Lesson Plan: Stages of Persecution
How did the Nazis attempt to eliminate the Jews from German territory?
What were the different stages of persecution?
Aim: This lesson aims to give the students an understanding of the Nazis' actions and help them to see that the persecution developd in stages.
Prior learning: It is important that the students already have some understanding of the Holocaust, particularly the reasons behind Nazi anti-Semitism. This could come by way of a 'big picture' lesson. Otherwise this lesson could be taught early in a unit of work on the Holocaust.
Materials required: Video clip, timeline and notes sheet (download below)
Objectives: Understand that the Nazis persecuted Jews in different ways
Be able to identify the different stages of persecution
Be able to explain why different stages of persecution exist.
Show a clip from one of the survivor stories that describe early loss of rights, propaganda or violence towards Jews. Use the topic map to choose your clip. There is an excellent description of Kristallnacht at the start of Chapter 3 of Heinz's testimony.
Ask the students to identify the way in which the Nazis are trying to remove the Jews from Germany or Europe.
Hold a Q&A session. In what way are the Nazis attacking the Jews in this story? How else did the Nazis try to remove the Jews from their territory? The answer to the second question could be recorded as a spider diagram on the whiteboard or in students' books.

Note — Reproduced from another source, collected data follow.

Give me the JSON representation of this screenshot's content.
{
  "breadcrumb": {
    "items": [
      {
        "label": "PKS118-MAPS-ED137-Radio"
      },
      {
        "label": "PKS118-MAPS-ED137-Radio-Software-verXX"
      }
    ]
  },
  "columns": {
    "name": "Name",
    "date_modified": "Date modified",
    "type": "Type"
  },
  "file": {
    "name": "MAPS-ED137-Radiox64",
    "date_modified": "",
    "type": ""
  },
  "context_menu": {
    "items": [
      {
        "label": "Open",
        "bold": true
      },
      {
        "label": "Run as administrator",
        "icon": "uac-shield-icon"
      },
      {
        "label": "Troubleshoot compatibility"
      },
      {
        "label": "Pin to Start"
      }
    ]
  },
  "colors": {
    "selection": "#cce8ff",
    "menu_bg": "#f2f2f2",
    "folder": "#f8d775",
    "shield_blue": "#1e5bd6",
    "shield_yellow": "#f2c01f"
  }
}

Identify 4 stages of persecution: propaganda and loss of rights, increased violence, segregation, death camps.
Using the Notes Worksheet and the Persecution Timeline (download below), ask the students to work through the timeline and try to identify persecution. Each time they identify persecution they should decide what kind of persecution it is and write a note in the appropriate box on their worksheet. They should also make a note of the date.
Stop the students after a few minutes and ask for examples so as to model correct categorisation for the students, before giving them more time to complete the task.
When the students have finished they should try to identify the timescale for each stage of persecution. This could be done in pairs, taking feedback from the whole class to ensure this learning is secure.
This is an opportunity to use another eyewitness clip to help understanding. Show Chapter 2 of Margaret's testimony to explain how more Jews came under Nazi control as they moved further into eastern Europe.
The students' timescales and the video clip can now generate a discussion on why there were different stages. Try to direct the discussion towards valid historical arguments, such that the Nazis had no early coherent plan; Nazi policies were not 'working'; Jewish resilience; more Jews coming under Nazi control.
Students can also discuss at what point Nazi policy changes from forcing Jews out of their territories to murdering the Jews of Europe, and at what point they think the decision to murder the European Jews was taken.
Students can complete the lesson with the final plenary worksheet on which they can identify the stages of persecution by date by colour coding or annotation, and write an explanation of why there are different stages of persecution (or more simplistically, why persecution moves from expulsion to murder).
Where to go next
This is a simple lesson aimed at introducing the idea of stages of persecution. This is best placed early on in a unit of work about the Holocaust. It can be modified to be less academically demanding, or alternatively, extension exercises can be built in around the plenary to push a more able group.